Report On: Fetch commits



Repo Commits Analysis

Development Team and Recent Activity

Team Members

  1. codemayq (codingma)

    • Recent Activity:
    • 9 commits with 21 changes across 7 files.
    • Collaborated on fixing examples and updating README files.
    • Merged a pull request to fix the evaluation dataset in examples.
  2. hiyouga (hoshi-hiyouga)

    • Recent Activity:
    • 33 commits with 864 changes across 52 files.
    • Significant contributions include adding features, fixing bugs, and updating documentation.
    • Collaborated on multiple merges related to optimizers, training scripts, and dataset support.
    • Notably involved in merging pull requests for various fixes and enhancements.
  3. YeQiuO (Richard Wen)

    • Recent Activity:
    • 2 commits with 26 changes across 4 files.
    • Worked on fixing bugs related to mask history and data loaders.
    • Merged a pull request addressing a truncation bug.
  4. relic-yuexi (moontidef)

    • Recent Activity:
    • 3 commits with 64 changes across 9 files.
    • Contributed to adding support for AdamMini and renaming optimizer-related files.
    • Merged pull requests for bug fixes.
  5. Eruly (이루리)

    • Recent Activity:
    • 1 commit with 452 changes across 2 files.
    • Added Korean web UI components, significantly impacting localization efforts.
  6. liudan

    • Recent Activity:
    • 1 commit with 4 changes across 2 files.
    • No significant collaborative activity reported.
  7. HardAndHeavy (Иван)

    • Recent Activity:
    • 1 commit with 132 changes across 4 files.
    • Added ROCm support, contributing to hardware compatibility.
  8. khazic

    • Recent Activity:
    • 1 commit with 5 changes across 2 files.
    • Merged a pull request for adding reference addresses in documentation.
  9. liuwwang

    • Recent Activity:
    • 1 commit with 2 changes across 1 file.
    • Merged a pull request addressing quantization issues.

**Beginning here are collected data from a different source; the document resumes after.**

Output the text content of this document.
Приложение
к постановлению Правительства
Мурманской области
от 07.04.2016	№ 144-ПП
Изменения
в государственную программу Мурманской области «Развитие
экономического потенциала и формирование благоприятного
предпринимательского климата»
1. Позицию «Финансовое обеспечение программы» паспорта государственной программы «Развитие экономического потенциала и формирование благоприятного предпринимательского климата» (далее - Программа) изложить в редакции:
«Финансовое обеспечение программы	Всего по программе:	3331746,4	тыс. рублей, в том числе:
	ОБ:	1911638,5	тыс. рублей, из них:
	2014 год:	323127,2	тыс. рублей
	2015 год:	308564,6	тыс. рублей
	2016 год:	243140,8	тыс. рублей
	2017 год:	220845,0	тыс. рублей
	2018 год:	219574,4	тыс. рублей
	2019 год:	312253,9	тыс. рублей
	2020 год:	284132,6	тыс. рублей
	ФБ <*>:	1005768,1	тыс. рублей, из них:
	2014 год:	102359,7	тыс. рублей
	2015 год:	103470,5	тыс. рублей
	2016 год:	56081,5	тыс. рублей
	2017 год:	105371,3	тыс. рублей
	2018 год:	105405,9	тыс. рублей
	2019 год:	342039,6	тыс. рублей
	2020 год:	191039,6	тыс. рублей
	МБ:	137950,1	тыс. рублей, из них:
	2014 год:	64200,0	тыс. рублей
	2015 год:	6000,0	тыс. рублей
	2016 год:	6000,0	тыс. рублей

Summary of Recent Activities

  • The team has been actively working on enhancing the LLaMA-Factory project through numerous commits focused on bug fixes, feature additions, and documentation updates.
  • Hoshi-hiyouga has been the most active contributor, significantly impacting the codebase by merging multiple pull requests and implementing new features.
  • Collaboration is evident among team members, particularly in merging pull requests that address bugs and add functionalities, indicating a cohesive development effort.
  • The recent activities reflect a strong focus on improving usability and performance of the software, as well as expanding its capabilities through localization and hardware support.

Patterns and Conclusions

  • There is a clear division of labor with specific members focusing on distinct areas such as bug fixes, feature development, and documentation improvements.
  • The frequency of merges suggests an agile workflow where contributions are rapidly integrated into the main branch, facilitating continuous improvement of the project.
  • The engagement from multiple contributors indicates a healthy collaborative environment conducive to innovation and problem-solving within the LLaMA-Factory project.